Popular Myths about Wills:

Myth #1:
If you die without a Will, all of your property passes to the state.”

TRUTH: In the absence of a Will, a decedent’s estate passes according to the laws of  “intestate succession”. Arizona’s laws of “intestate succession” state that before a decedent’s property passes to the State of Arizona it passes to certain relatives of the decedent in the following order of priority:

  • Spouse (and descendants if some are not descendants of spouse)
  • Descendants (i.e., children, grandchildren, etc.)
  • Parents
  • Descendants of parents
  • Grandparents
  • Descendants of grandparents

MYTH #2: “Everyone needs a Will.”

TRUTH: For many people (e.g., a married couple with no children), the laws of intestate succession may provide for the same disposition of their property as they would provide in a Will.

MYTH #3:“Only a lawyer can draft a Will.”

TRUTH: Each state has its own requirements regarding what constitutes a validly executed Will. In many states (including Arizona), if the signature and the “material provisions” of a Will are in the handwriting of the person making the Will (the “Testator”), it is a valid “holographic” Will (even if the document is not witnessed or notarized). However, many self-prepared Wills contain ambiguities that often delay the distribution of the decedent’s Estate and can lead to litigation.

Desirability of Having a Lawyer-Prepared Will:

Although not every individual may “need” a Will, there are many good reasons to have a Will. Even if the Will leaves the Testator’s assets to the same people who would inherit under the laws of intestate succession, it can be beneficial to have a Will to make it clear that this is what the Testator intended. In addition, typically individuals will want their assets to pass in ways that are different from the “default” laws of intestate succession. Among the advantages of writing a Will are the following:

Control the Disposition of Property:

A Will can provide for the distribution of property more precisely than relying on the laws of intestate succession. Specifically, a Will can address the following:

  • Distributees: A Will can provide who receives what property (even if the people are different than those who would inherit under the laws of intestate succession).
  • Tangible Personal Property: Often a person will want to make specific provisions in the Will for items of personal property of significant value (e.g., jewelry, china, silver, art, collections, etc.). In addition, a person might desire to make special provisions by a separate written statement (referenced by the Will) for one-of-a-kind items of tangible personal property (e.g., family heirlooms or memorabilia) whether or not they have significant financial value.
  • Other Important Assets: Many people own assets that may require special attention, such as (i) residences, (ii) other real estate, (iii) tax- preferred accounts (e.g., pension plans, profit-sharing plans, 401(k) accounts, IRA’s, etc.) and employee benefits; and (iv) business interests (e.g., partnerships, limited liability companies, closely-held corporations, etc.).

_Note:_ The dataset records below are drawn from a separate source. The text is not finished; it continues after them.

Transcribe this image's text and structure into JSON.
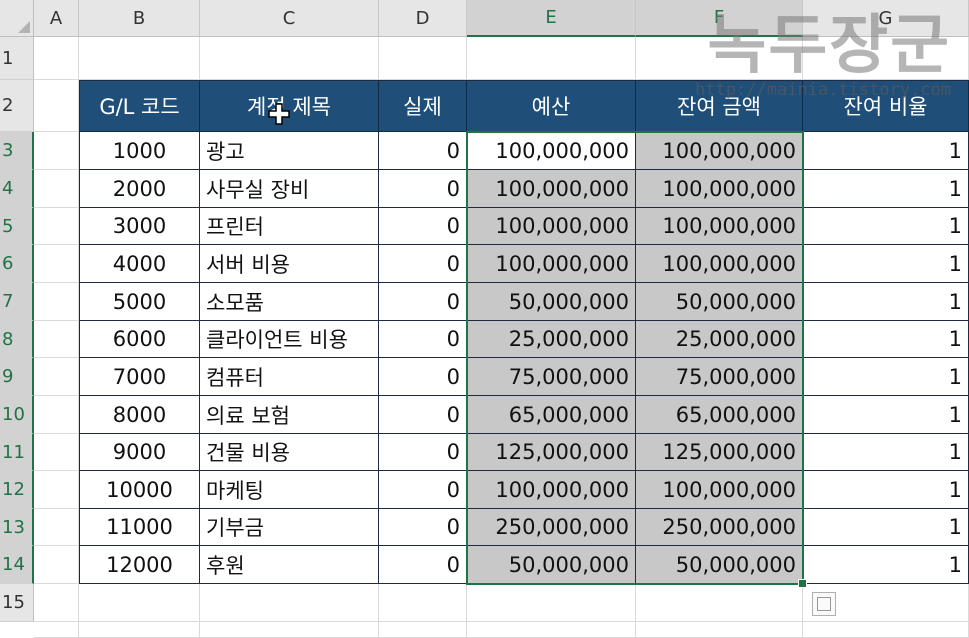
{
  "columns": [
    "A",
    "B",
    "C",
    "D",
    "E",
    "F",
    "G"
  ],
  "rows": [
    "1",
    "2",
    "3",
    "4",
    "5",
    "6",
    "7",
    "8",
    "9",
    "10",
    "11",
    "12",
    "13",
    "14",
    "15"
  ],
  "table": {
    "headers": [
      "G/L 코드",
      "계정 제목",
      "실제",
      "예산",
      "잔여 금액",
      "잔여 비율"
    ],
    "rows": [
      [
        "1000",
        "광고",
        "0",
        "100,000,000",
        "100,000,000",
        "1"
      ],
      [
        "2000",
        "사무실 장비",
        "0",
        "100,000,000",
        "100,000,000",
        "1"
      ],
      [
        "3000",
        "프린터",
        "0",
        "100,000,000",
        "100,000,000",
        "1"
      ],
      [
        "4000",
        "서버 비용",
        "0",
        "100,000,000",
        "100,000,000",
        "1"
      ],
      [
        "5000",
        "소모품",
        "0",
        "50,000,000",
        "50,000,000",
        "1"
      ],
      [
        "6000",
        "클라이언트 비용",
        "0",
        "25,000,000",
        "25,000,000",
        "1"
      ],
      [
        "7000",
        "컴퓨터",
        "0",
        "75,000,000",
        "75,000,000",
        "1"
      ],
      [
        "8000",
        "의료 보험",
        "0",
        "65,000,000",
        "65,000,000",
        "1"
      ],
      [
        "9000",
        "건물 비용",
        "0",
        "125,000,000",
        "125,000,000",
        "1"
      ],
      [
        "10000",
        "마케팅",
        "0",
        "100,000,000",
        "100,000,000",
        "1"
      ],
      [
        "11000",
        "기부금",
        "0",
        "250,000,000",
        "250,000,000",
        "1"
      ],
      [
        "12000",
        "후원",
        "0",
        "50,000,000",
        "50,000,000",
        "1"
      ]
    ]
  },
  "watermark": {
    "title": "녹두장군",
    "url": "http://mainia.tistory.com"
  },
  "colors": {
    "header_fill": "#1f4e79",
    "selection": "#217346",
    "shade": "#c8c8c8"
  }
}
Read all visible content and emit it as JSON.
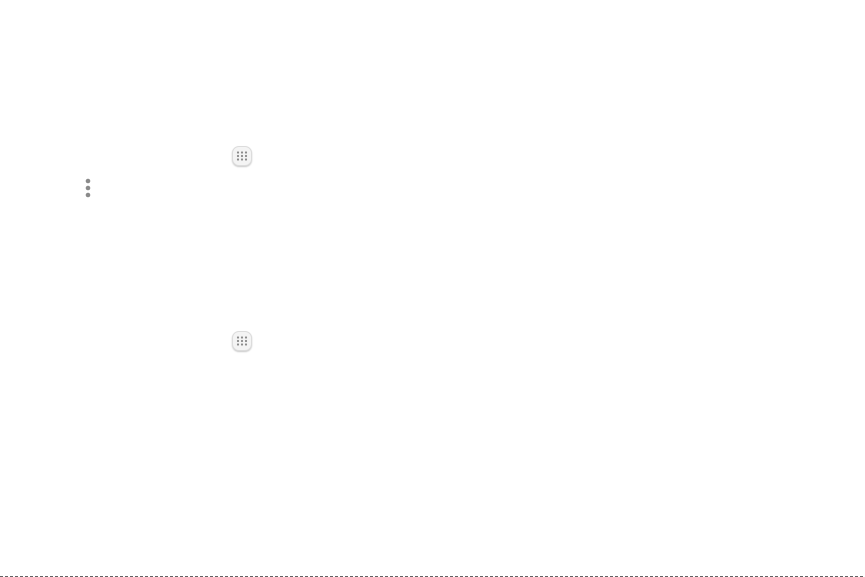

Control the Timing of Distributions:

A Will made in conjunction with a Living Trust (or transferring assets into a separate Trust), can provide for delays or conditions affecting both the amounts and the timing of distributions to beneficiaries. This can be particularly important when providing for a Testator’s children, when the Testator may wish to control such things as:

  • Management for younger children: How assets are to be administered and distributed while the children are minors or “unemancipated” adults (i.e., adults still financially dependent up the Testator and/or not sufficiently mature and responsible to handle an inheritance without assistance from others).
  • Division into shares: The age(s) at which children’s inheritances should be divided into individual shares for each child.
  • Distribution: The age(s) at which each child should become the owner of, or have control over, his or her share.

Nomination of Fiduciaries:

A Will may nominate (and, therefore, give priority for appointment to) certain people or entities to act as fiduciaries upon the death of the testator. These may include a Personal Representative to administer the Testator’s Estate at death; a Trustee to administer any Trusts created by the Will; and one or more Guardians or Conservators for the Testator’s minor (under 18) children.

  • Personal Representative: A Will may nominate a person or entity to act as Personal Representative of the Testator’s Estate at his/her death. The Personal Representative (sometimes called an “Executor” or “Administrator” in other states) is responsible for taking possession and control of the deceased Testator’s assets, identifying and paying legitimate bills and creditor claims, handling final tax matters for the decedent, and then distributing the remaining Estate assets according to the terms of the Will.
  • Trustee: If the Will creates a Trust within the Will document, then the Will typically will nominate the person or entity whom the Testator desires to act as Trustee of the Trust. The Trustee will be responsible to administer, invest, and distribute the assets according to the terms of the Trust set forth in the Will.
  • Guardian: A Will may provide for the appointment of one or more Guardians for the minor (under 18) children of the decedent. If there is no surviving parent, the person nominated as Guardian in the Will of the deceased Testator has priority for appointment as Guardian. In absence of such a nomination, a court will appoint an individual whose appointment would be in the “best interests” of the minor.